Penelopi Hatzidimitriou

Greek Revolution and Greek Tragedy: Parallel Struggles for the American Stage

Any initial ambition to trace and analyze how early American theater received and represented the Greek War of Independence soon reaches an impasse. For it seems that the 19th-centuryAmerican theater makers were not attracted to this transatlantic historical event at least to such a degree that their creativity would be fueled to produce a genre in which history and theater would meet. The purpose of this paper is to focus on the generic reasons behind the absence of the theatrical representation of the Greeks’ struggle against the Ottoman despotic rule on the early American stage, arguing that the Greek Revolution’s struggle to reach the American stage was in fact the struggle of Greek tragedy. The 19th-century American theater ignored or resisted classical Greek tragedy for its pessimism and seemingly pathetic notion of humankind (Helen Foley, 2012), thus having no theatrical medium to approach Greece, at least the glorious “Greece of Homer,” not to say the vulgar [sic] “Greece of Byron” (Victor Hugo). Rather, it embraced the Anglo-Saxon paradigm set by early modern English tragedy and historical drama to represent the fear of “turning Turk.” It has been intriguing to argue that the struggle of Greek tragedy for the American stage reflects the struggle of Athenian democracy to be perceived as a harbinger of American democracy in the 19th century.

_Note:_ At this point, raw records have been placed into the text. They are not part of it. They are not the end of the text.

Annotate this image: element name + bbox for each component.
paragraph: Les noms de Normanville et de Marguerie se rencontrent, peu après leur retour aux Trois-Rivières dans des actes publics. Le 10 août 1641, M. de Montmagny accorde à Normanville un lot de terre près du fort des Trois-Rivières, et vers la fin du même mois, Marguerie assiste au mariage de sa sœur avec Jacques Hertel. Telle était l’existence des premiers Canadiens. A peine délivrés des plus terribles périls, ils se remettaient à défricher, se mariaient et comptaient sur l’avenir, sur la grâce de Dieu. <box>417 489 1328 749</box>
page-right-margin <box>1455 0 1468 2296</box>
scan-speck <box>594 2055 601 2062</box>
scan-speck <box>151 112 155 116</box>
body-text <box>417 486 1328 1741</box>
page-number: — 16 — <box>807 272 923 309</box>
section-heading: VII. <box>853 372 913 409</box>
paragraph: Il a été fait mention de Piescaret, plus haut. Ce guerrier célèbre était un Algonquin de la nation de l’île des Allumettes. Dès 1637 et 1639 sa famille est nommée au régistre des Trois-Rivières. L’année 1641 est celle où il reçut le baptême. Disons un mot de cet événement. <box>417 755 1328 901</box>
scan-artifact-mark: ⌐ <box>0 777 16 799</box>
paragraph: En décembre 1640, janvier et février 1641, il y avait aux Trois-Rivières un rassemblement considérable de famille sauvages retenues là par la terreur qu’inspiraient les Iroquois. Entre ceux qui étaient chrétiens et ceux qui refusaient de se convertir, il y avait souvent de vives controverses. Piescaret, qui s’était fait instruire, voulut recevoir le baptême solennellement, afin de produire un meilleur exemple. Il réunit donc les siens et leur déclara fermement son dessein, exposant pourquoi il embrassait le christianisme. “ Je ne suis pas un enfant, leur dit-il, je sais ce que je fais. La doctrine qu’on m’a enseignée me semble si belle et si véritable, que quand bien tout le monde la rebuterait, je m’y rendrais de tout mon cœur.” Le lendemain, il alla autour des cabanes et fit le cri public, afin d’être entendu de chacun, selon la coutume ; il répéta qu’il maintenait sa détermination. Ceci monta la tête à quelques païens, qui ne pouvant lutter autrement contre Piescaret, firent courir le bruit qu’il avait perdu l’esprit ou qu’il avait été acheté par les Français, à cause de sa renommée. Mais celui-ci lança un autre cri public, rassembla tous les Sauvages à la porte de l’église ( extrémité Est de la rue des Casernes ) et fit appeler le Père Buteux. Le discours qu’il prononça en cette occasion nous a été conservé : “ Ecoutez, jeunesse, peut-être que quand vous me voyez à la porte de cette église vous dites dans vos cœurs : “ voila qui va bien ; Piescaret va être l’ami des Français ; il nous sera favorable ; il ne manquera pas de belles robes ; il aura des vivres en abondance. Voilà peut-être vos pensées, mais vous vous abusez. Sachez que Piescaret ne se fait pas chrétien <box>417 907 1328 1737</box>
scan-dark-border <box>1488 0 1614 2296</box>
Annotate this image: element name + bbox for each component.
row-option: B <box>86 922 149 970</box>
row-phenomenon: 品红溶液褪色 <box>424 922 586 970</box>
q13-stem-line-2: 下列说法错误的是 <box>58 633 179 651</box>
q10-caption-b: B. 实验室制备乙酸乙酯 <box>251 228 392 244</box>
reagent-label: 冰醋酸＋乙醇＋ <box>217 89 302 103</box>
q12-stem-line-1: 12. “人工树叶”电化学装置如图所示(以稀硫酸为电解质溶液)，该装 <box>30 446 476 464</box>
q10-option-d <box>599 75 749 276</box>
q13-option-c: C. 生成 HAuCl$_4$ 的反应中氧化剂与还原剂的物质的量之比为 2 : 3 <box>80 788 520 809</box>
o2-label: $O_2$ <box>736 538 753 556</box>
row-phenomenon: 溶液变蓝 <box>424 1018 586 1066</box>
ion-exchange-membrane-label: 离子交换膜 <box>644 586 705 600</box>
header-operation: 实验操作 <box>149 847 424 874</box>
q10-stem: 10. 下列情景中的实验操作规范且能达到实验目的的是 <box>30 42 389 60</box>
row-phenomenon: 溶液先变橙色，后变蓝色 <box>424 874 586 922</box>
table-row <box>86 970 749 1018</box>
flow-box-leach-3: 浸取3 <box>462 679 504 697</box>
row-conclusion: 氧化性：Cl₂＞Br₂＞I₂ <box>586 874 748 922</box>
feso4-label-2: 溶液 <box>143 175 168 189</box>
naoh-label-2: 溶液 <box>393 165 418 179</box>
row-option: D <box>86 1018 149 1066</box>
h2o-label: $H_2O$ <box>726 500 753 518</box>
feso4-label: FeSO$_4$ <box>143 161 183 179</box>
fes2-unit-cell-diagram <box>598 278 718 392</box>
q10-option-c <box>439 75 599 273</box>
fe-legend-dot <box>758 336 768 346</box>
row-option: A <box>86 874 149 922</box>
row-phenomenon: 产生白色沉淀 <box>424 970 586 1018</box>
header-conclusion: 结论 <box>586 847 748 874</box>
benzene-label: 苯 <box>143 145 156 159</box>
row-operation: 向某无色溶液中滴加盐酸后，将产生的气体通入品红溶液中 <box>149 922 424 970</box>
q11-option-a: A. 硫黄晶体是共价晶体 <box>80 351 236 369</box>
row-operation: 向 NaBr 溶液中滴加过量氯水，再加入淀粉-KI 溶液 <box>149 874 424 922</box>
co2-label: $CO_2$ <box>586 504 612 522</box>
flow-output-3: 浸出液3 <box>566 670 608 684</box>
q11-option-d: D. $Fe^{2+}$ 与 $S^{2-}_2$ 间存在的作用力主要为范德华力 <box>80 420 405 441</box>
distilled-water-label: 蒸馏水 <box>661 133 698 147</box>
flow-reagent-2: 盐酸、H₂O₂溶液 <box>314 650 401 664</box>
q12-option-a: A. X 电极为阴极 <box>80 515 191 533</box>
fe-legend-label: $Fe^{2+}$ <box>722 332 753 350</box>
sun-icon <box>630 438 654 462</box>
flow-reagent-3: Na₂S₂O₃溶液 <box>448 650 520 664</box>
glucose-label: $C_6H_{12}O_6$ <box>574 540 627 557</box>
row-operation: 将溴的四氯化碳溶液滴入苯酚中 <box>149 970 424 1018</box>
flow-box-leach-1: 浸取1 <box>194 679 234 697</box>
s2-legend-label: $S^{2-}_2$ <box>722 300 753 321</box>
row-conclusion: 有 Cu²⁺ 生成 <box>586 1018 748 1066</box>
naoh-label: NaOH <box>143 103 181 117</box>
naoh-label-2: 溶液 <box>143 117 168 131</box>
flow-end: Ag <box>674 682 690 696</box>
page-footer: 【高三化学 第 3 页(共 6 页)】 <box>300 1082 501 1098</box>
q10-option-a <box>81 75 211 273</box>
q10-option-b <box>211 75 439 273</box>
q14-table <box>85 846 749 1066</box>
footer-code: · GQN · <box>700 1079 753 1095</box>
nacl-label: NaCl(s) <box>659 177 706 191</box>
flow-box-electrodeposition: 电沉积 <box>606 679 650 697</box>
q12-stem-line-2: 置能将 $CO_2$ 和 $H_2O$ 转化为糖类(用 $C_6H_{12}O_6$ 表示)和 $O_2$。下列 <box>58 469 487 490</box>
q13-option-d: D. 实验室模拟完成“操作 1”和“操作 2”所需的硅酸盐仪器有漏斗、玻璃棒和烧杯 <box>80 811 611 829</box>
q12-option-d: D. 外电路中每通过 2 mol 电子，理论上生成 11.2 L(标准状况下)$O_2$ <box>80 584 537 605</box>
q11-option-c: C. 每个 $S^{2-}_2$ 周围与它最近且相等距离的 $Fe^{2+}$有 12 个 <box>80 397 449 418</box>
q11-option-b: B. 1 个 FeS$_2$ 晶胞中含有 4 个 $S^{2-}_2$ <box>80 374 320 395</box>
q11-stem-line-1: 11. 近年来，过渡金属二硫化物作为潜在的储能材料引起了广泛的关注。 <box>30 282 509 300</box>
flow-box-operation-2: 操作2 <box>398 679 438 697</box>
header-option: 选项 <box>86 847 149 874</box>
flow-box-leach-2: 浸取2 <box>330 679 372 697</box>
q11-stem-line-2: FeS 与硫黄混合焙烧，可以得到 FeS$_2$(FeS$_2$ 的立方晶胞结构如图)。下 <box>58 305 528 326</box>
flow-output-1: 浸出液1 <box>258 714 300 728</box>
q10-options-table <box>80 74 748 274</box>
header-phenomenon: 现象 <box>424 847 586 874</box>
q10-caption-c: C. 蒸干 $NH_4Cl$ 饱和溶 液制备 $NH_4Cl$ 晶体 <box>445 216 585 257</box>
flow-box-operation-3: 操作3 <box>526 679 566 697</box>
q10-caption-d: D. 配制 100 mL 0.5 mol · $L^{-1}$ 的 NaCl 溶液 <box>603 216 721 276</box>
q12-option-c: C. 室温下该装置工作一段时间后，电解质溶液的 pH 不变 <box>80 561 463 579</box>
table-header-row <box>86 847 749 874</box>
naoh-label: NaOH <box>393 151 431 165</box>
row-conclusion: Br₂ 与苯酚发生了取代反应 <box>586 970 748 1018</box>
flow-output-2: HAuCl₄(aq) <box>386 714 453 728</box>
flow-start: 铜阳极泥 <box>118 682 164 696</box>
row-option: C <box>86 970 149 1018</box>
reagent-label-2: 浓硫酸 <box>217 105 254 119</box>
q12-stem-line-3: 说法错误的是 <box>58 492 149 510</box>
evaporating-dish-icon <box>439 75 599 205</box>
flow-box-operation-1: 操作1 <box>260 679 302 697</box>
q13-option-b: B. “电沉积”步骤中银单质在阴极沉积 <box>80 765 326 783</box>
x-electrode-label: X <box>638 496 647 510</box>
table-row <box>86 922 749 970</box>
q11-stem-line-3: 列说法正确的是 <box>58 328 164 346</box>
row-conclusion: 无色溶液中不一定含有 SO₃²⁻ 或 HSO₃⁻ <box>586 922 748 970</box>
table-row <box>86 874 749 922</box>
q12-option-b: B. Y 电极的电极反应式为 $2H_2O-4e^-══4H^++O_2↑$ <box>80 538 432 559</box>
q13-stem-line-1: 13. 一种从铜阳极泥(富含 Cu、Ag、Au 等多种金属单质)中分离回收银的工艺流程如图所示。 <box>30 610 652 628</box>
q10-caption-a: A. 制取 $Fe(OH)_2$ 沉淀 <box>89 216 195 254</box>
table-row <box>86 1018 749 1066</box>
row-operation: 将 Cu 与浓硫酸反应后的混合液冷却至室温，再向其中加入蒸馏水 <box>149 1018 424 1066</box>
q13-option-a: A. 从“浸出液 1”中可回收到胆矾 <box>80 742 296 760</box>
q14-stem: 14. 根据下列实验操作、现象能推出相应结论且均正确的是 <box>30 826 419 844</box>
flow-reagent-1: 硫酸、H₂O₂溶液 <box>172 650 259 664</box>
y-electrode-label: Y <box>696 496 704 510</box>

It has been even more intriguing to propose that this has been a somehow neglected area that is revisited and reexamined in contemporary theater practice. As Western theater is by essence international and transantlantic, we will end our discussion with a study of the attempt of contemporary Italian director Romeo Castellucci to reexamine this overlooked intersection of tragedy, democracy and history. Susan Sontag’s statement that “We live in a time in which tragedy is not an art form but a form of history” (1966) will guide us through our reading of two productions directed by Castellucci, Hyperion: Letters of a Terrorist in 2014, based on Höderlin’s Hyperion or the Hermit in Greece, and Democracy in America in 2017, inspired by Alexis Tocqueville’s work of the same title.

BIO

Dr. Penelope Chatzidimitriou (MA in Theatre Studies and Directing, Royal Holloway University of London; PhD in Theatre Studies, English Department, Aristotle University of Thessaloniki). Doctoral research in the complete opus of the internationally acclaimed Greek theatre director Theodoros Terzopoulos (Attis Theatre); collaboration with Attis Theatre (Athens) as a scholar; interest in modern directors, performance, performance art and the interdisciplinary connections between theatre and science. In 2010, she published (in Greek) her book on the work of Theodoros Terzopoulos. Other publications are included in editions of Bloomsbury Methuen Drama, Peter Lang,China Theatre PressCambridge Scholars PublishingTheater der Zeit, etc. Co-founder of the Ars Moriendi theatre group. She lives and works in Thessaloniki as a theatre lecturer and critic.